Spiders are everywhere, crawling, jumping, flexing their horrible limbs. I feel their legs on my face, my arms, my legs. I open my mouth to scream and feel them crawl into it.

Teeth again, biting at me.

Then blood. Always blood. Is it mine or someone else’s? A cool breeze against my face, reassuring for a moment, then gone.

Back to blood. I can smell the sour penny scent of it. Can feel it slick against my palms. Am I bleeding?

Everything is so dark, only vague shapes, hulking, spindly, moving too fast with too many legs.

Trapped again. Things are crawling over me, I can hear them chattering and chittering. I think I may go insane from the feel of them moving over my face.

A laugh, hard, brittle, unpleasant.

A voice, deep, frustrated. Another, placating, yet another cheerful. Bright. That one is the worst. That one is the most dangerous.

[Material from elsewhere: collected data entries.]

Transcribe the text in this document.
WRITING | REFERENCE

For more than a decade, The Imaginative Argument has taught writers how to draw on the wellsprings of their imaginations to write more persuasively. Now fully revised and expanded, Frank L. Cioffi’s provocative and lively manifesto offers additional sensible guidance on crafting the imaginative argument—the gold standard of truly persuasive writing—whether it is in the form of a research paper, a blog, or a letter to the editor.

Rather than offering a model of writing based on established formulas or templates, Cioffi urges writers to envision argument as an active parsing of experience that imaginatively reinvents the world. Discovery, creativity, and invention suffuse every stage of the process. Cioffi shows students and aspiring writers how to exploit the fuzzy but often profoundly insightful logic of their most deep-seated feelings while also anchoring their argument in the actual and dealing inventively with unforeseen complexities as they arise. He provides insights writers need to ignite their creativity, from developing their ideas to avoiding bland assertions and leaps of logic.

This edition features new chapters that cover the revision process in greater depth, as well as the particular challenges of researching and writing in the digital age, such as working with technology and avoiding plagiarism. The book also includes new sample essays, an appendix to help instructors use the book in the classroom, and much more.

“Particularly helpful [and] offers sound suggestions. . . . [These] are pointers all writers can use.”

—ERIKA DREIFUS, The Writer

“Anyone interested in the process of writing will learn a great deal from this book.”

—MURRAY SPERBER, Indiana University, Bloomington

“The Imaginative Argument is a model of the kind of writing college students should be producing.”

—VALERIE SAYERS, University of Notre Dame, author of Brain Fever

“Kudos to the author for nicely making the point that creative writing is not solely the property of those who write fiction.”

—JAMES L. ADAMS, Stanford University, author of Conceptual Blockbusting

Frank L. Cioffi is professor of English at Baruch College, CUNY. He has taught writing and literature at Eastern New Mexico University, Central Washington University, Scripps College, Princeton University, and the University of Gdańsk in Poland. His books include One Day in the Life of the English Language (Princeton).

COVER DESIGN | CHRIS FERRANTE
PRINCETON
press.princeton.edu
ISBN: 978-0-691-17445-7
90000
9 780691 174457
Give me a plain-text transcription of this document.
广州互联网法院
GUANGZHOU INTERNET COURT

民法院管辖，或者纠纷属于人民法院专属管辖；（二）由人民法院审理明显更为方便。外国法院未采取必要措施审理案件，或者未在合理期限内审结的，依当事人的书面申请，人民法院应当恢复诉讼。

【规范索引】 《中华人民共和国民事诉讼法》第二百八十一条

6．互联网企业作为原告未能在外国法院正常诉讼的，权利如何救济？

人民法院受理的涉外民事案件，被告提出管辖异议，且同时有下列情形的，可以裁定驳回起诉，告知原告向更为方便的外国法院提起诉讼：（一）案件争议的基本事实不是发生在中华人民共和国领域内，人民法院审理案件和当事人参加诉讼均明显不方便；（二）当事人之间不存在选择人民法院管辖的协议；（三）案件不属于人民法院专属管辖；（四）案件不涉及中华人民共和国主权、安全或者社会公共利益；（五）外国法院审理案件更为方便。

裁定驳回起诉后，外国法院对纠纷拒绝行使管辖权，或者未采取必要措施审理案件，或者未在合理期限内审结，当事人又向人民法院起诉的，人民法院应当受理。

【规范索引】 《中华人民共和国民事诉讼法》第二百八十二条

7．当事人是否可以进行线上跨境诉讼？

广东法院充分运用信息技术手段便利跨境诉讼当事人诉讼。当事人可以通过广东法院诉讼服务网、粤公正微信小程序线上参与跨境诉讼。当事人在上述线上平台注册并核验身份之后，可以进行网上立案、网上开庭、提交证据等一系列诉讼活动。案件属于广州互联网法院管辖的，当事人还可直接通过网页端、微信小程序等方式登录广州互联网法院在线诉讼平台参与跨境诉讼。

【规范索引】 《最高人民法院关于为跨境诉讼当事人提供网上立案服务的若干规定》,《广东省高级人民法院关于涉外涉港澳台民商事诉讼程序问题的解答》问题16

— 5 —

I’m trying to move away, but my limbs are too heavy. I can’t move. I can feel hands on me now and I try to shove them away. They are pulling me in all directions, pulling at my skin, my hair, my face. I want them away from me and I try to shout again.

But there is no sound. My throat doesn’t work.

I am in hell.

I woke up screaming, hands bound, in a small bed in a small cell-like room. It was too hot and stony, and there was a single barred window that let in a depressing sliver of yellow light. There was also a barred door, and I realized I was definitely in a cell somewhere. But where? I couldn’t get up to the window, and there was nothing about the environment that told me anything—just blank grayness.

I sat up and regretted it. My face still hurt, though it was more of a dull ache now. My stomach was incredibly empty and growled painfully. My whole body ached like I had a flu. My wrists were raw from being bound with what felt like thorned rope.

But mostly how I felt was pissed. Really, really, pissed. I realized it might not have been the best idea to leave the relative safety of Robert or Dimitri’s care, but this wasn’t my fault. I hadn’t made any of this happen. And now I was stuck in what was probably a literal dungeon and I was just over it. I was sick of being at the mercy of others for things I couldn’t help.